Word on Quality

Force Majeure - A short profile

 ‘Force majeure’ is a legal principle developed to deal with a contractual relationship when an event beyond the reasonable control of the parties upsets the contract. In the Common Law, the issue of force majeure, to a limited extent, is dealt under the topic of frustration of contract. A force majeure event is often confused with an ‘Act of God’. Although, there is a similarity between the two, the term force majeure has a broader meaning than Act of God.

It has been a concern for the jurists, how to address the issue of non-performance caused by supervening unexpected events. Various legal systems evolved the principles for contractual non-performance, namely the French concept of force majeure, the Common Law concept of frustration, the American and German concepts of impossibility of performance and widely accepted doctrine of changed circumstances. The common string that runs through all of these concepts is that contractual non-performance will be excused, if it is caused by unforeseen events beyond the control of the parties and either performance impracticable or frustrate the purpose of such performance.

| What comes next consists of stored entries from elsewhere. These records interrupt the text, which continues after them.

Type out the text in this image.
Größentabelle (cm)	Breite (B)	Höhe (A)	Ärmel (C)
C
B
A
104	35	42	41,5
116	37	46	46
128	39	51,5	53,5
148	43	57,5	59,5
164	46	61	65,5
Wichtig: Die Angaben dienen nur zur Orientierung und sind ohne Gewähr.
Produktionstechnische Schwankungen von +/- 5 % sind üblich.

The modern doctrine of force majeure has its origin in the French ‘Code of Napoleon’. The doctrine excuses contractual non-performance caused by events unforeseeable at the time of contracting and beyond the control of the non-performing party. An event of force majeure may have three different effects on obligations to perform under a contract, i.e.

 

It may delay the performance ;

It may render the performance impossible;

Alternatively, it may render the performance more costly and inconvenient.

The contractors usually, while calculating their prices for contracts, assume the risk of non-performance due to unforeseeable risks. The primary purpose of contract is to explain responsibilities (including performance and payment obligations) and to allocate risk. Therefore, considerable attention is given to frame the contractual concepts of foreseeable, control, fault avoidance, and non-performance in order to permit a clear allocation and assumption of force majeure risks by the parties. In order to avoid disputes regarding the force majeure conditions and their consequences, parties prefer to state the relevant risks and appropriate reliefs clearly in the contract itself rather than keeping them open to interpretations. It should be noted that the doctrine does not excuse the performance of the contract or obligation to perform the contract if the force majeure event could have been reasonably anticipated or avoided.  Therefore, the test of force majeure event is whether the same was in the reasonable contemplation and control of the parties.

As mentioned earlier, force majeure is more extensive than an Act of God. Consequently, force majeure clauses are usually drafted in wider terms, which can cover potentially any situations. However, there is another argument that such wider terms may create ambiguity and extend the ambit of the clause wider than what is envisaged. Therefore, while drafting a force majeure provision, usually, the general concepts are provided and they are further explained with specific examples for clarity of the concept. There are many approaches to draft force majeure clause in the contract. A force majeure clause normally contains the definition of force majeure, notification and proof of the occurrence, cost and expenses allocation, handling procedure and extension of time.

 

In short, force majeure should be defined appropriately in the contracts to cover all possible contingencies that are foreseeable, as the occurrence of such contingencies can release the parties to contract from their respective obligations under the agreement.